Design of the experiment
The deployment of in situ systems was based on the remote-sensing observations described in the previous Section. Two high‐resolution grids were sampled with the R/V, covering an approximative region of 40 km x 40 km. At each station, one CTD cast and water samples for chlorophyll concentrations and nutrients analysis were collected. The thermosalinograph data were also used in order to assess the front position.
One deep glider and one coastal glider were deployed in the same area with the idea to have butterfly-like track across the front. This turned out to be impossible considering the strong currents.
The 25 drifters were released close to the frontal area with the objective to detect convergence and divergence zones. Their release locations were separated by a few kilometers.
Specific comments
P2/l.4: I do not agree with the statement: "a perfect observational system would consist in dense array of sensors present at many geographical locations, many depths and measuring almost continuously a wide range of parameters\ldots" – this "generalization" is trivial and useless. From an observing design point of view a "perfect" observing system must follow a design that will record only the observations that are needed to analyse the problem. As such the perfect observational system always depends on motivation for the experiment (or the problem in more general words) - in some cases a "perfect observing system" may comprise only one single sensor at one single depth at different locations if this has been found a sufficient approach for solving the problem (e.g. estimating global warming through a global tomography array). Please reformulate the statement along those lines.

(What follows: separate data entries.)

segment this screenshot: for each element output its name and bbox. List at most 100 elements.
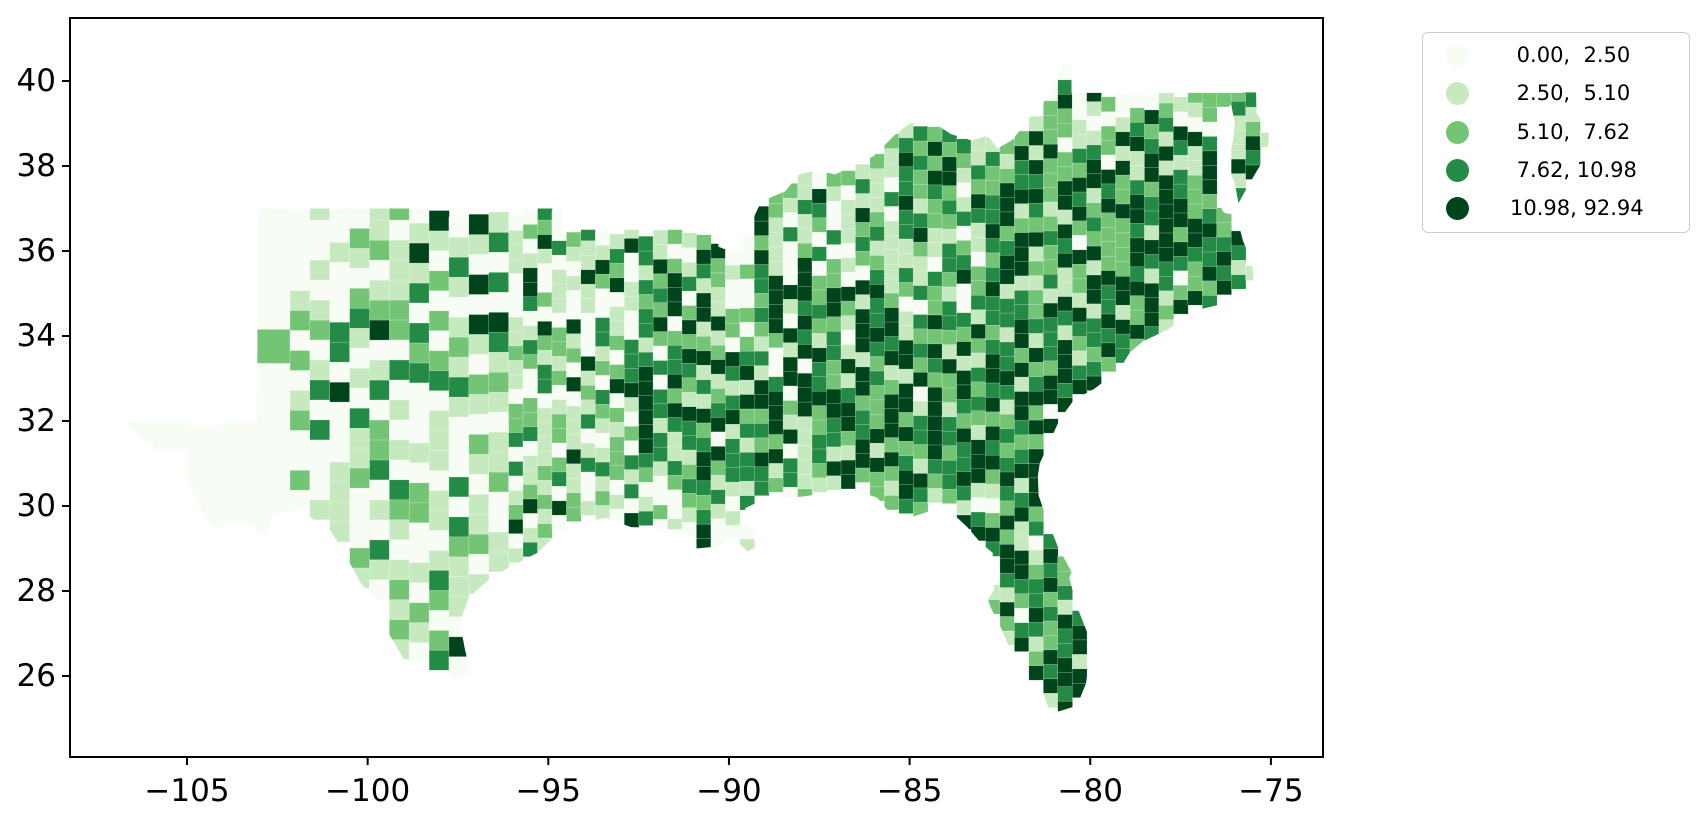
county [956, 456, 972, 472]
county [255, 498, 291, 534]
county [289, 249, 311, 271]
county [566, 390, 582, 407]
county [696, 364, 712, 380]
county [1057, 79, 1073, 95]
county [898, 166, 914, 182]
county [985, 526, 1001, 543]
county [1129, 92, 1146, 109]
county [985, 295, 1001, 311]
county [580, 370, 596, 386]
county [566, 289, 582, 306]
county [710, 344, 727, 360]
county [739, 494, 755, 511]
county [1173, 284, 1189, 300]
county [826, 460, 842, 477]
county [725, 322, 741, 338]
county [566, 275, 582, 291]
county [468, 493, 490, 515]
county [782, 255, 799, 271]
county [912, 400, 929, 416]
county [884, 249, 900, 265]
county [869, 269, 886, 285]
county [811, 173, 828, 190]
county [985, 512, 1001, 528]
county [696, 523, 712, 539]
legend-marker [1446, 44, 1469, 68]
county [1173, 183, 1189, 199]
county [1043, 244, 1059, 261]
county [1043, 201, 1059, 217]
county [898, 339, 914, 355]
county [941, 459, 958, 475]
county [1028, 607, 1044, 623]
county [999, 240, 1016, 256]
county [1115, 347, 1131, 364]
county [797, 271, 813, 287]
county [941, 141, 958, 158]
county [725, 524, 741, 541]
county [884, 292, 900, 308]
county [595, 302, 611, 318]
county [941, 242, 958, 259]
county [970, 453, 987, 469]
county [956, 413, 972, 429]
county [667, 431, 683, 447]
county [840, 199, 857, 215]
county [595, 461, 611, 477]
county [468, 313, 490, 335]
county [898, 137, 914, 153]
county [329, 361, 351, 383]
county [652, 403, 669, 419]
county [1173, 111, 1189, 127]
county [884, 191, 900, 207]
county [912, 169, 929, 185]
county [768, 462, 784, 479]
county [580, 297, 596, 314]
county [623, 454, 640, 470]
county [609, 378, 625, 394]
county [826, 214, 842, 231]
county [956, 167, 972, 183]
county [811, 231, 828, 247]
county [999, 138, 1016, 155]
county [912, 487, 929, 503]
county [869, 341, 886, 357]
county [768, 274, 784, 291]
county [912, 198, 929, 214]
county [537, 204, 553, 221]
county [927, 429, 943, 446]
county [580, 384, 596, 401]
county [1144, 181, 1160, 197]
county [580, 341, 596, 357]
county [1057, 397, 1073, 413]
county [681, 377, 698, 393]
county [522, 209, 539, 225]
county [681, 492, 698, 509]
county [580, 240, 596, 256]
county [1129, 237, 1146, 253]
county [927, 372, 943, 388]
county [595, 446, 611, 463]
county [537, 219, 553, 235]
county [329, 401, 351, 423]
county [956, 254, 972, 270]
county [912, 414, 929, 431]
county [255, 192, 291, 228]
county [1057, 238, 1073, 254]
county [1043, 215, 1059, 232]
county [221, 455, 257, 491]
county [289, 269, 311, 291]
county [696, 494, 712, 510]
county [927, 270, 943, 287]
county [970, 496, 987, 513]
county [488, 311, 510, 333]
county [970, 178, 987, 195]
county [1230, 158, 1247, 174]
county [884, 234, 900, 251]
county [970, 265, 987, 282]
county [1028, 636, 1044, 652]
county [508, 533, 524, 549]
county [696, 509, 712, 525]
county [508, 518, 524, 534]
county [595, 230, 611, 246]
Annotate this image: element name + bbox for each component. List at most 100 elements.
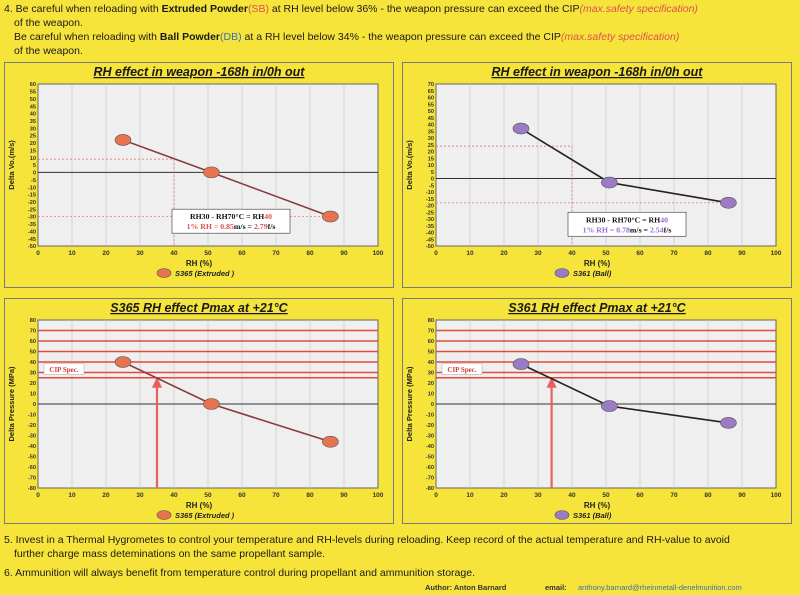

We agree that this formulation was not adequate and rephrased this part following this comment, as follows:
"To properly capture and understand these small-scale features, one cannot settle for only observations of temperature and salinity profiles acquired at different times and positions, but rather has to combine the information from diverse sensors, platforms acquiring data at different scales and at the same time, similarly to the approach described in Delaney and Barga (2009). This also follows the recommendation for the Marine Observatory in Crise et al. (2018) , especially the co-localization and synopticity of observations and the multi-platform, adaptive sampling strategy."